Actually it’s not so much the case of a bubble bursting, rather more like a slow puncture in a car tyre. Digital domination of the ad market (the primary source of revenue for Facebook and Google) may be reaching saturation and there are new, formidable competitors on the block, primarily big retail websites like Walmart’s, busily replicating Amazon’s online ad success.
Then there’s a future with the prospect of more and more legal challenges (over privacy and market dominance) and consequent fines. It’s not that they can’t pay the fines but eventually such an embattled life takes its toll – work isn’t so much fun any more with lawyers crawling over everything. And, of course, most Big Tech workforces are being “re-engineered,” that is, reduced.

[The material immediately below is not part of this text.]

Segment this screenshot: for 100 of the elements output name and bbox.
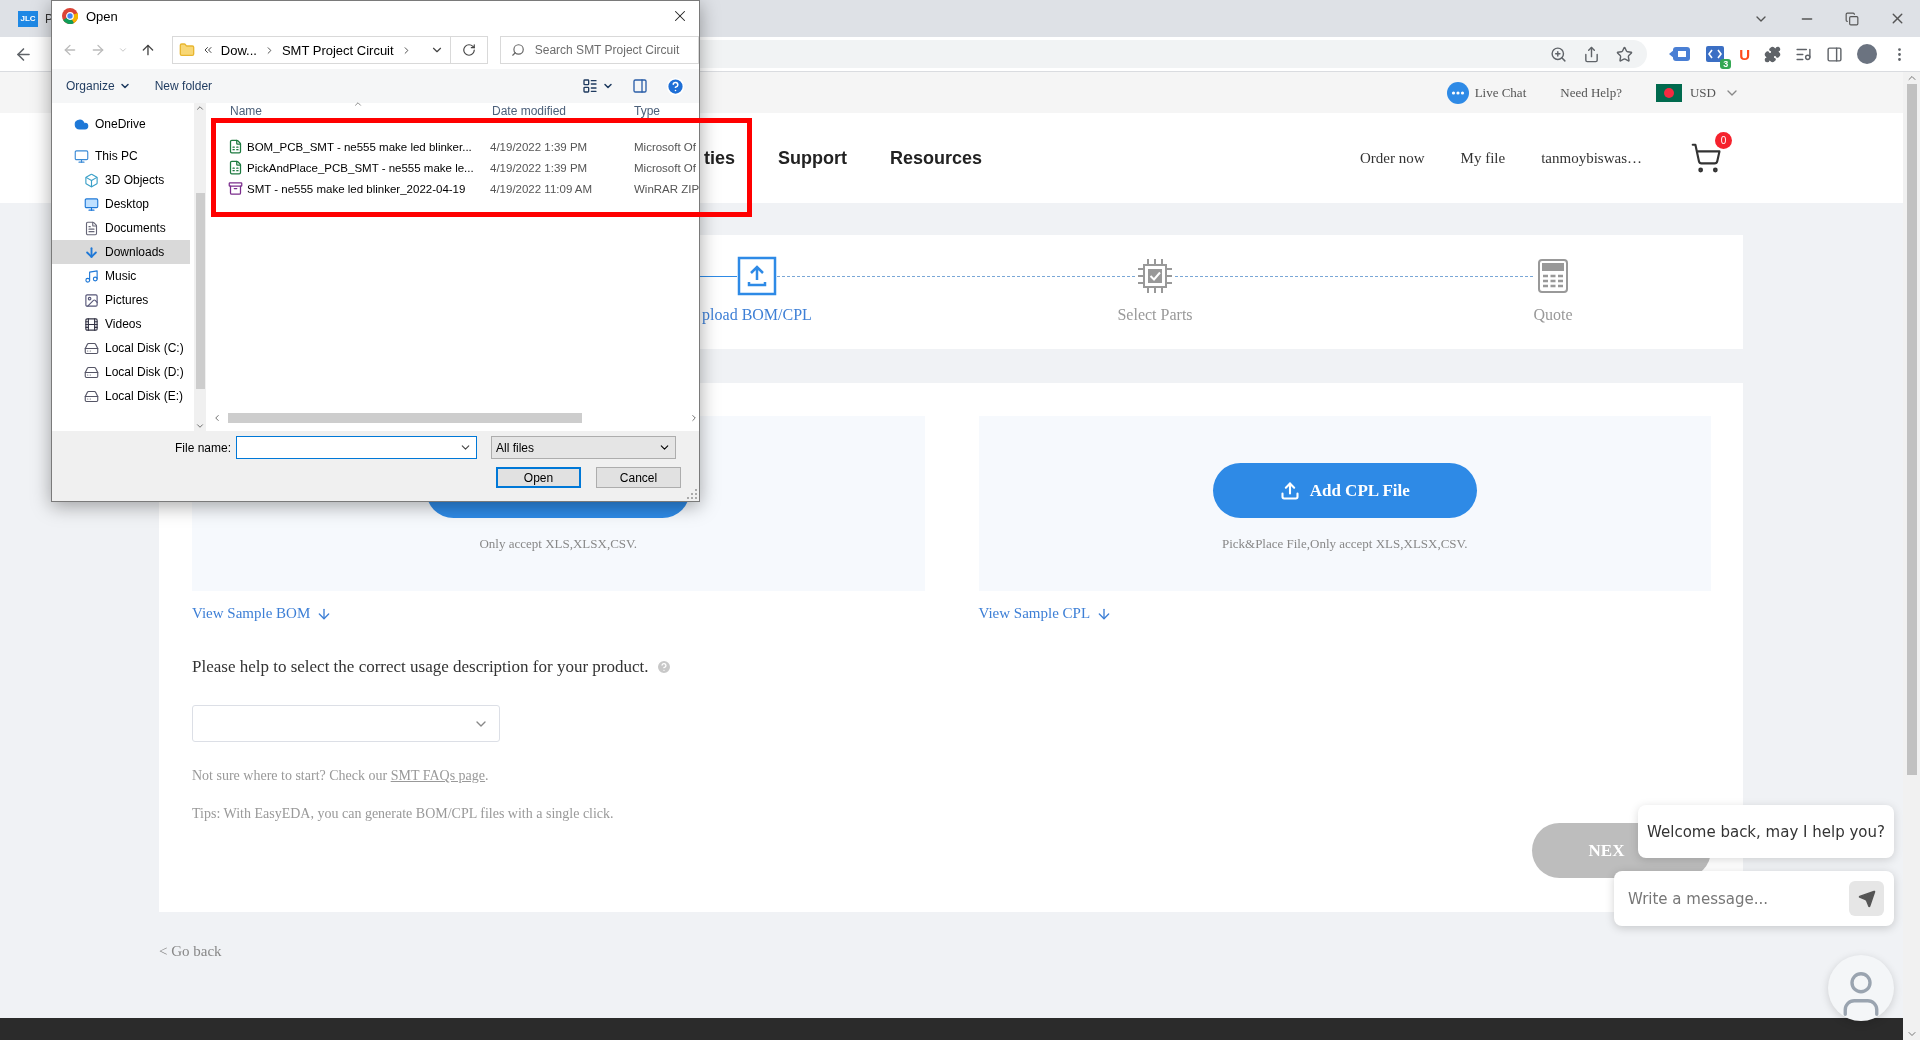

Apple’s issues are rather different: its business model depends depends on selling ever-fancier gadgets at ever-higher prices and there comes a point at which consumers say we don’t actually need this new one. All such devices have built-on obsolescence (your software won’t work any more) but sales can still slow.
In a way Big Tech is now facing the same problems old tech business have faced for generations but it’s a new experience for them as they had seemed to defy gravity.
In terms of adland it could actually be good news for media agencies big and small. In recent years they’ve become Big Tech service industries, helping clients navigate the often bemusing and, sometimes, capricious nature of the California giants. But always trying hard not to annoy the aforementioned giants.
Now, as cookies come to an end (we hope) there may actually be some real alternatives for media agencies to get their teeth into, assuming they’re not too wedded to their existing comfort zone. Clients should challenge them to show what they’re made of.